KPK sebelumnya telah menetapkan mantan Dirut PT Amarta Karya, Catur Prabowo, dan eks Direktur Keuangan Amarta Karya, Trisna Sutisna, sebagai tersangka dalam kasus dugaan korupsi terkait proyek pengadaan subkontraktor fiktif di PT Amarta Karya tahun 2018 sampai 2020.
Dalam perkara ini, diduga ada sekira 60 proyek pengadaan PT Amarta Karya Persero yang disubkontraktorkan secara fiktif oleh Catur dan Trisna. Di mana, sejumlah proyek tersebut di antaranya, pekerjaan konstruksi pembangunan rumah susun Pulo Jahe, Jakarta Timur.
Kemudian, pengadaan jasa konstruksi pembangunan gedung olahraga Univesitas Negeri Jakarta. Selanjutnya, pembangunan laboratorium bio safety level tiga di Universitas Padjajajran (Unpad).
KPK menyebut uang yang diterima Catur Prabowo dan Trisna Sutisna diduga digunakan untuk membayar tagihan kartu kredit, pembelian emas, perjalanan pribadi ke luar negeri, pembayaran member golf dan juga pemberian ke beberapa pihak terkait lainnya.
Akibat perbuatan kedua tersangka tersebut, negara ditaksir mengalami kerugian sekira Rp46 miliar. KPK saat ini masih terus menelusuri aliran uang ke pihak-pihak lainnya. Diduga, banyak pihak yang kecipratan dana haram proyek tersebut.

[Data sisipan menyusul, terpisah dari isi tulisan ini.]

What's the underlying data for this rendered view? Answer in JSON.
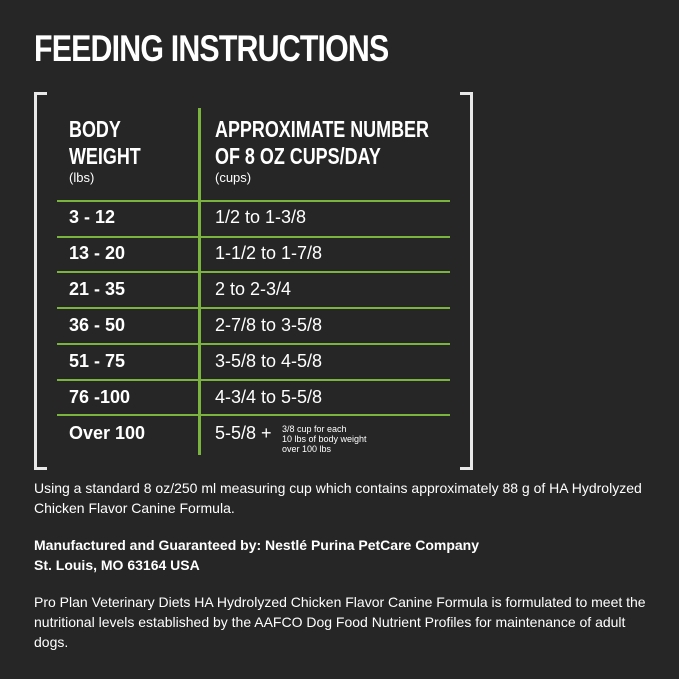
{
  "title": "FEEDING INSTRUCTIONS",
  "table": {
    "col1_header": [
      "BODY",
      "WEIGHT"
    ],
    "col1_unit": "(lbs)",
    "col2_header": [
      "APPROXIMATE NUMBER",
      "OF 8 OZ CUPS/DAY"
    ],
    "col2_unit": "(cups)",
    "rows": [
      {
        "weight": "3 - 12",
        "cups": "1/2 to 1-3/8"
      },
      {
        "weight": "13 - 20",
        "cups": "1-1/2 to 1-7/8"
      },
      {
        "weight": "21 - 35",
        "cups": "2 to 2-3/4"
      },
      {
        "weight": "36 - 50",
        "cups": "2-7/8 to 3-5/8"
      },
      {
        "weight": "51 - 75",
        "cups": "3-5/8 to 4-5/8"
      },
      {
        "weight": "76 -100",
        "cups": "4-3/4 to 5-5/8"
      },
      {
        "weight": "Over 100",
        "cups": "5-5/8 +",
        "note": [
          "3/8 cup for each",
          "10 lbs of body weight",
          "over 100 lbs"
        ]
      }
    ]
  },
  "measuring_note": "Using a standard 8 oz/250 ml measuring cup which contains approximately 88 g of HA Hydrolyzed Chicken Flavor Canine Formula.",
  "manufacturer": [
    "Manufactured and Guaranteed by: Nestlé Purina PetCare Company",
    "St. Louis, MO 63164 USA"
  ],
  "aafco_statement": "Pro Plan Veterinary Diets HA Hydrolyzed Chicken Flavor Canine Formula is formulated to meet the nutritional levels established by the AAFCO Dog Food Nutrient Profiles for maintenance of adult dogs.",
  "colors": {
    "background": "#262626",
    "accent": "#7ab33e",
    "text": "#ffffff"
  }
}
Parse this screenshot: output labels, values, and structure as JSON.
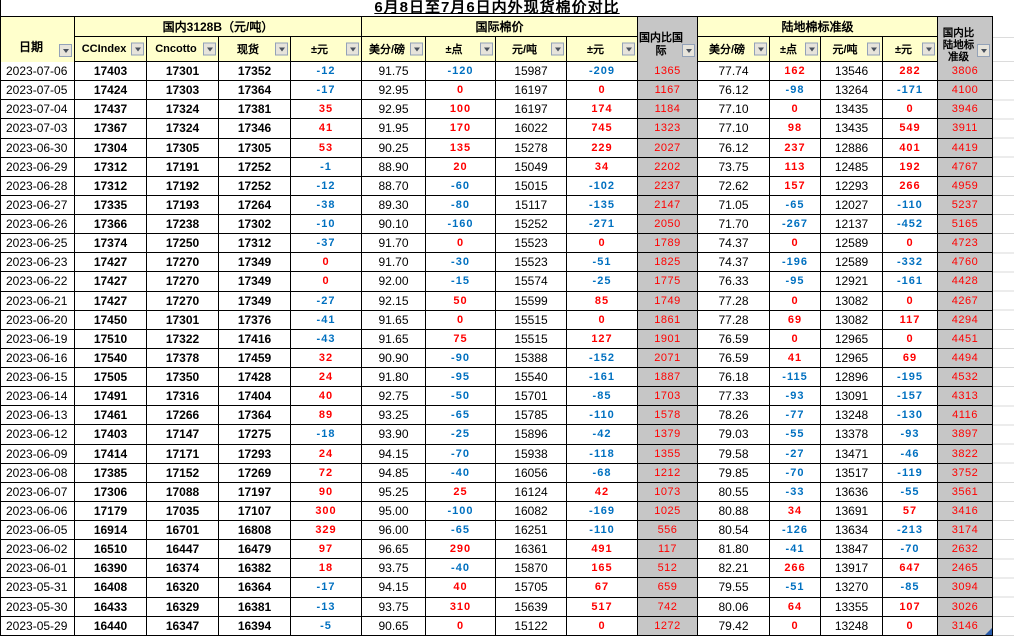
{
  "title": "6月8日至7月6日内外现货棉价对比",
  "colors": {
    "header_yellow": "#ffffcc",
    "gray_column": "#c6c6c6",
    "positive_red": "#ff0000",
    "negative_blue": "#0070c0",
    "grid_line": "#000000",
    "selection_corner_blue": "#2a5caa"
  },
  "icons": {
    "filter_dropdown": "autofilter down-arrow button on every column header"
  },
  "table": {
    "groups": [
      {
        "label": "国内3128B（元/吨）"
      },
      {
        "label": "国际棉价"
      },
      {
        "label": "陆地棉标准级"
      }
    ],
    "columns": [
      {
        "id": "date",
        "label": "日期",
        "type": "date",
        "filter": true
      },
      {
        "id": "ccindex",
        "label": "CCIndex",
        "type": "bold",
        "filter": true
      },
      {
        "id": "cncotton",
        "label": "Cncotto",
        "type": "bold",
        "filter": true
      },
      {
        "id": "spot",
        "label": "现货",
        "type": "bold",
        "filter": true
      },
      {
        "id": "domestic-change",
        "label": "±元",
        "type": "signed",
        "filter": true
      },
      {
        "id": "intl-cents",
        "label": "美分/磅",
        "type": "plain",
        "filter": true
      },
      {
        "id": "intl-points",
        "label": "±点",
        "type": "signed",
        "filter": true
      },
      {
        "id": "intl-rmb",
        "label": "元/吨",
        "type": "plain",
        "filter": true
      },
      {
        "id": "intl-change",
        "label": "±元",
        "type": "signed",
        "filter": true
      },
      {
        "id": "domestic-vs-intl",
        "label": "国内比国际",
        "type": "gray",
        "filter": true
      },
      {
        "id": "upland-cents",
        "label": "美分/磅",
        "type": "plain",
        "filter": true
      },
      {
        "id": "upland-points",
        "label": "±点",
        "type": "signed",
        "filter": true
      },
      {
        "id": "upland-rmb",
        "label": "元/吨",
        "type": "plain",
        "filter": true
      },
      {
        "id": "upland-change",
        "label": "±元",
        "type": "signed",
        "filter": true
      },
      {
        "id": "domestic-vs-upland",
        "label": "国内比陆地标准级",
        "type": "gray",
        "filter": true
      }
    ],
    "rows": [
      [
        "2023-07-06",
        "17403",
        "17301",
        "17352",
        "-12",
        "91.75",
        "-120",
        "15987",
        "-209",
        "1365",
        "77.74",
        "162",
        "13546",
        "282",
        "3806"
      ],
      [
        "2023-07-05",
        "17424",
        "17303",
        "17364",
        "-17",
        "92.95",
        "0",
        "16197",
        "0",
        "1167",
        "76.12",
        "-98",
        "13264",
        "-171",
        "4100"
      ],
      [
        "2023-07-04",
        "17437",
        "17324",
        "17381",
        "35",
        "92.95",
        "100",
        "16197",
        "174",
        "1184",
        "77.10",
        "0",
        "13435",
        "0",
        "3946"
      ],
      [
        "2023-07-03",
        "17367",
        "17324",
        "17346",
        "41",
        "91.95",
        "170",
        "16022",
        "745",
        "1323",
        "77.10",
        "98",
        "13435",
        "549",
        "3911"
      ],
      [
        "2023-06-30",
        "17304",
        "17305",
        "17305",
        "53",
        "90.25",
        "135",
        "15278",
        "229",
        "2027",
        "76.12",
        "237",
        "12886",
        "401",
        "4419"
      ],
      [
        "2023-06-29",
        "17312",
        "17191",
        "17252",
        "-1",
        "88.90",
        "20",
        "15049",
        "34",
        "2202",
        "73.75",
        "113",
        "12485",
        "192",
        "4767"
      ],
      [
        "2023-06-28",
        "17312",
        "17192",
        "17252",
        "-12",
        "88.70",
        "-60",
        "15015",
        "-102",
        "2237",
        "72.62",
        "157",
        "12293",
        "266",
        "4959"
      ],
      [
        "2023-06-27",
        "17335",
        "17193",
        "17264",
        "-38",
        "89.30",
        "-80",
        "15117",
        "-135",
        "2147",
        "71.05",
        "-65",
        "12027",
        "-110",
        "5237"
      ],
      [
        "2023-06-26",
        "17366",
        "17238",
        "17302",
        "-10",
        "90.10",
        "-160",
        "15252",
        "-271",
        "2050",
        "71.70",
        "-267",
        "12137",
        "-452",
        "5165"
      ],
      [
        "2023-06-25",
        "17374",
        "17250",
        "17312",
        "-37",
        "91.70",
        "0",
        "15523",
        "0",
        "1789",
        "74.37",
        "0",
        "12589",
        "0",
        "4723"
      ],
      [
        "2023-06-23",
        "17427",
        "17270",
        "17349",
        "0",
        "91.70",
        "-30",
        "15523",
        "-51",
        "1825",
        "74.37",
        "-196",
        "12589",
        "-332",
        "4760"
      ],
      [
        "2023-06-22",
        "17427",
        "17270",
        "17349",
        "0",
        "92.00",
        "-15",
        "15574",
        "-25",
        "1775",
        "76.33",
        "-95",
        "12921",
        "-161",
        "4428"
      ],
      [
        "2023-06-21",
        "17427",
        "17270",
        "17349",
        "-27",
        "92.15",
        "50",
        "15599",
        "85",
        "1749",
        "77.28",
        "0",
        "13082",
        "0",
        "4267"
      ],
      [
        "2023-06-20",
        "17450",
        "17301",
        "17376",
        "-41",
        "91.65",
        "0",
        "15515",
        "0",
        "1861",
        "77.28",
        "69",
        "13082",
        "117",
        "4294"
      ],
      [
        "2023-06-19",
        "17510",
        "17322",
        "17416",
        "-43",
        "91.65",
        "75",
        "15515",
        "127",
        "1901",
        "76.59",
        "0",
        "12965",
        "0",
        "4451"
      ],
      [
        "2023-06-16",
        "17540",
        "17378",
        "17459",
        "32",
        "90.90",
        "-90",
        "15388",
        "-152",
        "2071",
        "76.59",
        "41",
        "12965",
        "69",
        "4494"
      ],
      [
        "2023-06-15",
        "17505",
        "17350",
        "17428",
        "24",
        "91.80",
        "-95",
        "15540",
        "-161",
        "1887",
        "76.18",
        "-115",
        "12896",
        "-195",
        "4532"
      ],
      [
        "2023-06-14",
        "17491",
        "17316",
        "17404",
        "40",
        "92.75",
        "-50",
        "15701",
        "-85",
        "1703",
        "77.33",
        "-93",
        "13091",
        "-157",
        "4313"
      ],
      [
        "2023-06-13",
        "17461",
        "17266",
        "17364",
        "89",
        "93.25",
        "-65",
        "15785",
        "-110",
        "1578",
        "78.26",
        "-77",
        "13248",
        "-130",
        "4116"
      ],
      [
        "2023-06-12",
        "17403",
        "17147",
        "17275",
        "-18",
        "93.90",
        "-25",
        "15896",
        "-42",
        "1379",
        "79.03",
        "-55",
        "13378",
        "-93",
        "3897"
      ],
      [
        "2023-06-09",
        "17414",
        "17171",
        "17293",
        "24",
        "94.15",
        "-70",
        "15938",
        "-118",
        "1355",
        "79.58",
        "-27",
        "13471",
        "-46",
        "3822"
      ],
      [
        "2023-06-08",
        "17385",
        "17152",
        "17269",
        "72",
        "94.85",
        "-40",
        "16056",
        "-68",
        "1212",
        "79.85",
        "-70",
        "13517",
        "-119",
        "3752"
      ],
      [
        "2023-06-07",
        "17306",
        "17088",
        "17197",
        "90",
        "95.25",
        "25",
        "16124",
        "42",
        "1073",
        "80.55",
        "-33",
        "13636",
        "-55",
        "3561"
      ],
      [
        "2023-06-06",
        "17179",
        "17035",
        "17107",
        "300",
        "95.00",
        "-100",
        "16082",
        "-169",
        "1025",
        "80.88",
        "34",
        "13691",
        "57",
        "3416"
      ],
      [
        "2023-06-05",
        "16914",
        "16701",
        "16808",
        "329",
        "96.00",
        "-65",
        "16251",
        "-110",
        "556",
        "80.54",
        "-126",
        "13634",
        "-213",
        "3174"
      ],
      [
        "2023-06-02",
        "16510",
        "16447",
        "16479",
        "97",
        "96.65",
        "290",
        "16361",
        "491",
        "117",
        "81.80",
        "-41",
        "13847",
        "-70",
        "2632"
      ],
      [
        "2023-06-01",
        "16390",
        "16374",
        "16382",
        "18",
        "93.75",
        "-40",
        "15870",
        "165",
        "512",
        "82.21",
        "266",
        "13917",
        "647",
        "2465"
      ],
      [
        "2023-05-31",
        "16408",
        "16320",
        "16364",
        "-17",
        "94.15",
        "40",
        "15705",
        "67",
        "659",
        "79.55",
        "-51",
        "13270",
        "-85",
        "3094"
      ],
      [
        "2023-05-30",
        "16433",
        "16329",
        "16381",
        "-13",
        "93.75",
        "310",
        "15639",
        "517",
        "742",
        "80.06",
        "64",
        "13355",
        "107",
        "3026"
      ],
      [
        "2023-05-29",
        "16440",
        "16347",
        "16394",
        "-5",
        "90.65",
        "0",
        "15122",
        "0",
        "1272",
        "79.42",
        "0",
        "13248",
        "0",
        "3146"
      ]
    ]
  }
}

KPK kemudian mengembangkan perkara tersebut dan ditemukan bukti permulaan yang cukup terkait adanya dugaan Tindak Pidana Pencucian Uang (TPPU). KPK menetapkan Catur Prabowo sebagai tersangka pencucian uang.
Catur diduga telah mengalihkan, menyamarkan, ataupun mengubah hasil dugaan korupsinya ke sejumlah. Saat ini, KPK sedang menelusuri aset hasil pencucian uang Catur. Aset pencucian uang Catur ditelusuri lewat pemeriksaan sejumlah saksi.